Может быть, самые сильные впечатления, самый большой урок человеческого общения я получил от Щукина, от встречи с ним в работе. Не то чтобы Борис Васильевич Щукин был прямым моим учителем, учителем мастерства, скажем, хотя мастер он был огромный, у него было чему научиться. Но просто человечески он был настолько необыкновенен, такой какой-то пронзительный, небывалый человек, что был период, когда я был просто влюблен в него самым настоящим образом. Я сиял оттого, что видел его, мне было удивительно приятно здороваться с ним и смотреть на этого небывалого человека. Прежде всего, он был по-настоящему серьезный человек, то есть он относился к искусству с такой ответственностью, какая, пожалуй, редко встречается. Каждое его движение, каждое слово, каждая его актерская акция была самоотдачей от начала до конца.
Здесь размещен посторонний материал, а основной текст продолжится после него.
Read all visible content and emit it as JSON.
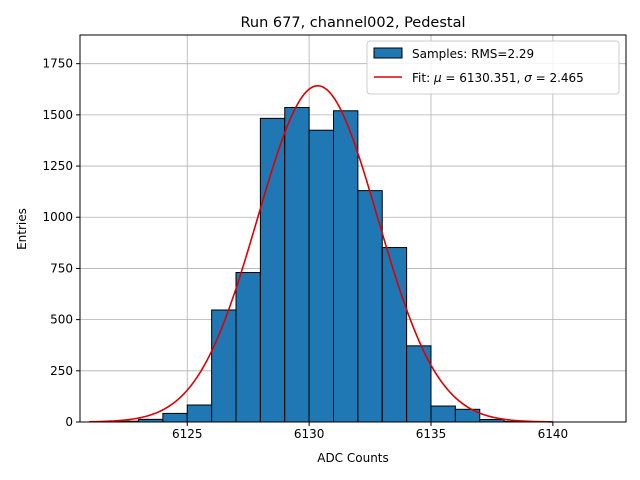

После простейшего кадра, не длинного, скажем, десять – двенадцать метров, мы видели, как он сразу устает, потому что он напрягал все свои духовные силы для того, чтобы выразить то, что он хотел. Он тщательно готовился к работе, так тщательно, как я тоже никогда не видал. Он продумывал каждую деталь, продумывал страшно, я бы сказал. В то же самое время он был человек мягкий, добродушный, и мы не видели этого труда, и никто не видел труда.

Его очень любили, любили решительно все, вся студия любила его. И когда Щукин, скажем, просто выходил из гримерной [и шел] по коридору, то сразу наступала тишина. Не нужно было кричать: «Тихо, идет Щукин!» Кстати, и выходил он не так, как выходит актер. Он сидел в гримерной, гримировался там, пил чай. А потом, надевши пиджак, приготовившись, он собирался и выходил из гримерной в бесконечные студийные коридоры уже в образе – в образе Ленина. Он полагал, что, надевши этот костюм, он не имел права быть ни разболтанным, ни равнодушным, ни вялым. Он сразу шел как Ленин по коридору. Это уже была актерская акция. И вот таким душевным настроением он был полон всегда. Но при всем том он был человек веселый, остроумный и очень своеобразный.